Longtime shareholder Trian Fund sold 15.5M shares at the end of the last month, representing 26% of its overall holdings. Trian’s investment went wrong in GE as the shares of the struggling Industrial Conglomerates dropped 33% each year on average since Trian Fund initiated a stake in GE.
Along with the slowing demand for power and Renewable Energy, the company’s aviation businesses hit hardest by the COVID-19 related disruptions.
Teal Group analyst Richard Aboulafia forecasts a 75% decline in demand for airplane maintenance and spare parts, while International Air Transport Association said airlines would lose $84B in 2020.
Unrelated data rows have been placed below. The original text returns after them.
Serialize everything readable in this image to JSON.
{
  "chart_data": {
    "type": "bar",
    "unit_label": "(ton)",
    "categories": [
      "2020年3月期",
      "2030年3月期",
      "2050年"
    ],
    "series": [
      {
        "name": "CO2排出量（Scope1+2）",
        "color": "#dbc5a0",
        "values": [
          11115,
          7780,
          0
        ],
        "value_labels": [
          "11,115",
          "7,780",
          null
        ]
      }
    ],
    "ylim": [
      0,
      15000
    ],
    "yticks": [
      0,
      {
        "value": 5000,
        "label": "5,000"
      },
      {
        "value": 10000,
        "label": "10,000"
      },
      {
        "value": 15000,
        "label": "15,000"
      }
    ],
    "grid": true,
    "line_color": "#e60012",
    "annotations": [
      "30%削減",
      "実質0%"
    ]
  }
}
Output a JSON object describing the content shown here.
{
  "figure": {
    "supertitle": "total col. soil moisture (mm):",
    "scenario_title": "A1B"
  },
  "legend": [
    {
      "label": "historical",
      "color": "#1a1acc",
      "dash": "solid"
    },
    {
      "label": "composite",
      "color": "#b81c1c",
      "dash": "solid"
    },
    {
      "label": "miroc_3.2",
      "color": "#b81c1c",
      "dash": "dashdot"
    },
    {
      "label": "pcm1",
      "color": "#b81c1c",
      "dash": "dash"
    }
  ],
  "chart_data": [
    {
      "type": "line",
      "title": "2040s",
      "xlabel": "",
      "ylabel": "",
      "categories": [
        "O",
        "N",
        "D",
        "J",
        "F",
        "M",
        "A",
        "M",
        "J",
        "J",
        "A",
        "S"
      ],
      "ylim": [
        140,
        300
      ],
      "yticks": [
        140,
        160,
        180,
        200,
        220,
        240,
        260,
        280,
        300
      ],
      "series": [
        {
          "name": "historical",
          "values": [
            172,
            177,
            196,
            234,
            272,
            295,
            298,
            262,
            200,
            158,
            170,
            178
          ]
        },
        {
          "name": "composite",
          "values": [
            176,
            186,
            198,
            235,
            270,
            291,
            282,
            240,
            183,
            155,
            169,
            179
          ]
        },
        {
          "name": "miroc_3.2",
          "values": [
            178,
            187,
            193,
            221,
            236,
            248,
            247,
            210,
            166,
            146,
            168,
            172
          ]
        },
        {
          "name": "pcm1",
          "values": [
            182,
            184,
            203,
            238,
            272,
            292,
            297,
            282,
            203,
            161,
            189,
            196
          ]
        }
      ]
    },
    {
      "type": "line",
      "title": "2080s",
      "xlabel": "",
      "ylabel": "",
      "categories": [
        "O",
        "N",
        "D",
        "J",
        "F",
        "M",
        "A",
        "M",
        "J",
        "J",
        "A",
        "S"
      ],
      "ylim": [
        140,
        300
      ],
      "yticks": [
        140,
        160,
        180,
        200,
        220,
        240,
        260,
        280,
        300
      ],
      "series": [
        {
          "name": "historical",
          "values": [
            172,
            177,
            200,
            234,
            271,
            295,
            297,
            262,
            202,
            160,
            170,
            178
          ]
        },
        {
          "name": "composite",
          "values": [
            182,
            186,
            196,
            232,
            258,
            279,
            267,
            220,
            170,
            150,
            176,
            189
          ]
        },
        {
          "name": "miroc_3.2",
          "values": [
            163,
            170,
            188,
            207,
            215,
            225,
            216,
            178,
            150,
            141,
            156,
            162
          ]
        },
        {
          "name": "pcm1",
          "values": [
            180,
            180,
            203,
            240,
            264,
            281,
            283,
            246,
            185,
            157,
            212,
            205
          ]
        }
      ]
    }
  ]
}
Its second-quarter adjusted loss came in at $0.15 per share, down 200% from the year-ago period.
“While it’s too early to predict the trajectory for the recovery of commercial aviation, we continue to plan for a prolonged return to prior levels of activity,” CEO Larry Culp declared. “We expect to return to positive Industrial free cash flow in 2021.”
Its second-quarter revenue of $17.75bn plummeted 38% year over year. The industrial organic revenue, which is the focus of CEO Larry Culp’s business strategy, dropped 20% year over year.
Its operating cash flows came in at a negative $1.6bn compared to $460M in the previous year. The industrial free cash flow stood around negative $2bn.
Despite the substantial cash generation decline, Larry Culp says they don’t need to look at external sources for cash. The company announced to fully monetize its Baker Hughes stake to increase its cash position and divest non-core assets.
General Electric stock price is currently trading around $6.40 per share. The shares are down 33% in the last twelve months, extending the five-year decline to 75%.